Who’s In Charge Here?
Kingdom Citizenship - Part 2
Sunday, October 4, 2020
Matthew 21:33-46
But when the tenants saw the son, they said to themselves, ‘This is the heir; come, let us kill him and get his inheritance.’ So they seized him, threw him out of the vineyard, and killed him.
Matthew 21:38-39
“Let us kill him and get his inheritance.”
Strong words that immediately make us feel better about ourselves, for who among us would actually think of killing somebody to gain some land. And yet these words remind us of another familiar parable to which most of us can relate. Remember the Prodigal Son. His first words in the parable appear in Luke 15:12…
The younger of them said to his father, ‘Father, give me the share of the property that will belong to me.’
While it doesn’t sound quite as harsh, remember that an inheritance, or “the son’s share of the property” is something he gets after the father is dead. Essentially this son would rather have his father’s money and property than to actually have his father present and alive.
We may not think of ourselves as the kind of people who would want to kill Jesus to gain our heavenly inheritance, but how often do we think of salvation in these terms. We pray a prayer asking God to forgive us and thanking our Heavenly Father that through the gift of his son, we can receive the inheritance of eternal life. And then we take our “inheritance check” and go on about our lives, knowing it is safely tucked away in our spiritual bank account so that we can cash it in when we die.
Essentially we have done what both the prodigal son and these tenant farmers have done. We have valued the gift more than the giver and the inheritance more than the father / landowner. We forget that “the land” is not ours. Everything we have and everything we will have, in this life and the next, belongs to God. We are not the landowners protecting our property. We are the tenants who have been given the responsibility of caring for all the landowner has given us. How much evil has been done in the world because we as human beings get these roles confused. How much bloodshed and injustice has been poured out in the name of protecting what is ours and trying to get even more.
Only when we realize that we have nothing can we truly appreciate the gift of the landowner. How many times has God sent messengers and even his own son to remind us of both our value and our responsibility?
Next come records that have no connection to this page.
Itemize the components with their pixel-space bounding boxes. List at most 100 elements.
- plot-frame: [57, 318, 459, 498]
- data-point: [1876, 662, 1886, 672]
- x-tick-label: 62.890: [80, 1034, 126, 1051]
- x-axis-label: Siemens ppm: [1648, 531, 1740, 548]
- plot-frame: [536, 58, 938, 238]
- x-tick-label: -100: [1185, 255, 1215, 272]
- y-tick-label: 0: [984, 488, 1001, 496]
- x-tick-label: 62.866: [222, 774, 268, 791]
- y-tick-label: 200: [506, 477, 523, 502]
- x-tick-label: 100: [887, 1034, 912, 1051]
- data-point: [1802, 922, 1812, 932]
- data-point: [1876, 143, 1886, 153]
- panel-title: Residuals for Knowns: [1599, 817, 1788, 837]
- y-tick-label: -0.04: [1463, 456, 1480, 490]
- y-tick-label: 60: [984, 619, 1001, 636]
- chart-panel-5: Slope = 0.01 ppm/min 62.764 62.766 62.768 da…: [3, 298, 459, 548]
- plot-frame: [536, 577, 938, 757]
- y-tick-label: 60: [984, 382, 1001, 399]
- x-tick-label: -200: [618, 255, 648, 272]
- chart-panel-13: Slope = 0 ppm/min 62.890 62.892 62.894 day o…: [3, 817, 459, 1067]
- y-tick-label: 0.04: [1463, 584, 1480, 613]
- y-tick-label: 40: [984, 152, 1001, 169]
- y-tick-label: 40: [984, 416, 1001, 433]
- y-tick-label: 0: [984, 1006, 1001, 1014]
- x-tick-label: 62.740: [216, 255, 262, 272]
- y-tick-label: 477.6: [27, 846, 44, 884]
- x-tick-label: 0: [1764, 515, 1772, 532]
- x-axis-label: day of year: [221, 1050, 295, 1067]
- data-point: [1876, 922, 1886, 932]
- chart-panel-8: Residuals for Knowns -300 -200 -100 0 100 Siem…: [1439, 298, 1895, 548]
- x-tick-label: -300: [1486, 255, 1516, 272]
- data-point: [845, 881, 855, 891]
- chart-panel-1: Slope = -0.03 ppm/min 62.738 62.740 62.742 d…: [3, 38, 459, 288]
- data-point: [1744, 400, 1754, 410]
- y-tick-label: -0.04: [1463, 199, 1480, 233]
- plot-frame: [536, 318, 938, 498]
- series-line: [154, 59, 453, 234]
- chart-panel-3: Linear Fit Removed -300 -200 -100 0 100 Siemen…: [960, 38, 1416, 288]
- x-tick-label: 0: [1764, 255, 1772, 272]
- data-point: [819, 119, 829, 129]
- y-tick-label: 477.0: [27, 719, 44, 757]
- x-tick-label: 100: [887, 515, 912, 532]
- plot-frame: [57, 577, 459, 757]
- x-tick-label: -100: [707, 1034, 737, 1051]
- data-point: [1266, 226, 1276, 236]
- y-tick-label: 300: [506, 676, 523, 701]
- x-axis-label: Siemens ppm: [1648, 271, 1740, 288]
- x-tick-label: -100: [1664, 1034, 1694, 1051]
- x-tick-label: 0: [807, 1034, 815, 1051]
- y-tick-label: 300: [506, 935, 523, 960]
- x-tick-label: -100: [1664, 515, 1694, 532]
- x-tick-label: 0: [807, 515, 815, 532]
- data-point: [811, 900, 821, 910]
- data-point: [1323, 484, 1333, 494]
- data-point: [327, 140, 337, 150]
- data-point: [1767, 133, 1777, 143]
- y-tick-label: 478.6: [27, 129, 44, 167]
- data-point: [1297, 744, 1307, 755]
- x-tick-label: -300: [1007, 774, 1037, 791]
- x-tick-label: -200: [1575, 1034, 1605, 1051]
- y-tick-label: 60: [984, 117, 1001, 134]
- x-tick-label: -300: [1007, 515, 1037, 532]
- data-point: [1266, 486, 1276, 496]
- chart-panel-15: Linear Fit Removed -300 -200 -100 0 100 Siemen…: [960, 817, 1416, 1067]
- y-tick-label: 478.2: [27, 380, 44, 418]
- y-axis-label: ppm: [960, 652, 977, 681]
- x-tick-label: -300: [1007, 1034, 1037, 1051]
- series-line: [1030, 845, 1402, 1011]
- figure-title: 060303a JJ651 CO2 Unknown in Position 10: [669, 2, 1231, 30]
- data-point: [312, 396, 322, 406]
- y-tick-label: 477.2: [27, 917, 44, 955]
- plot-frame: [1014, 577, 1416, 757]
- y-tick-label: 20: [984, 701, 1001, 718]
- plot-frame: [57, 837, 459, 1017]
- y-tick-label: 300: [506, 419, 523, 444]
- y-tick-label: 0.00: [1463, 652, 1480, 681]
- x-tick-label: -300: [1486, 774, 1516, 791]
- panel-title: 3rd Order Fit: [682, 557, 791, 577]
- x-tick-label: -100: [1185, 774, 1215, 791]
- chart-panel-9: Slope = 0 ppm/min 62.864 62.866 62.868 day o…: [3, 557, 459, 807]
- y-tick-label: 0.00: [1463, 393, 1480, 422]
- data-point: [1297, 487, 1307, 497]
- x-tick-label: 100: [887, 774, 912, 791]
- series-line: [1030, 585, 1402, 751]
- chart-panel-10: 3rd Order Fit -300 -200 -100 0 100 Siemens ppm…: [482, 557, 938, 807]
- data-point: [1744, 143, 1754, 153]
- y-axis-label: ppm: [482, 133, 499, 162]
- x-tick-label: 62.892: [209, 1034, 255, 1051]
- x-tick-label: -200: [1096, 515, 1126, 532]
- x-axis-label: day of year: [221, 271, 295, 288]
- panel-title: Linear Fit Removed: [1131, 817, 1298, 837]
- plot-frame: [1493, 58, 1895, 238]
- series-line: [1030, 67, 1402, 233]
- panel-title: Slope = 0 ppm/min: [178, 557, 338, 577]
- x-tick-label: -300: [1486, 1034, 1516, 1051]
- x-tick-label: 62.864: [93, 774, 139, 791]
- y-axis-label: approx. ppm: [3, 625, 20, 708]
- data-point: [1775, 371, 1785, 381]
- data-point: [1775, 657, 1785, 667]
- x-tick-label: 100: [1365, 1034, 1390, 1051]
And how many times have we tuned out the message so that we could run the vineyard our own way, for our own benefit and the benefit of our loved ones with little or no consideration for anyone else.
When we live as children of God, caring for the vineyard he has given us, we will indeed become “heirs with Christ” (Romans 8:17). But if we deceive ourselves thinking everything we have is our own, we become nothing more than squatters who will ultimately do anything to prevent the landowner from running us off, even if it means killing his own son.
The vineyard was never ours to begin with. Let us quit scheming to own what is not ours and instead live in gratitude for the gift which we have been given.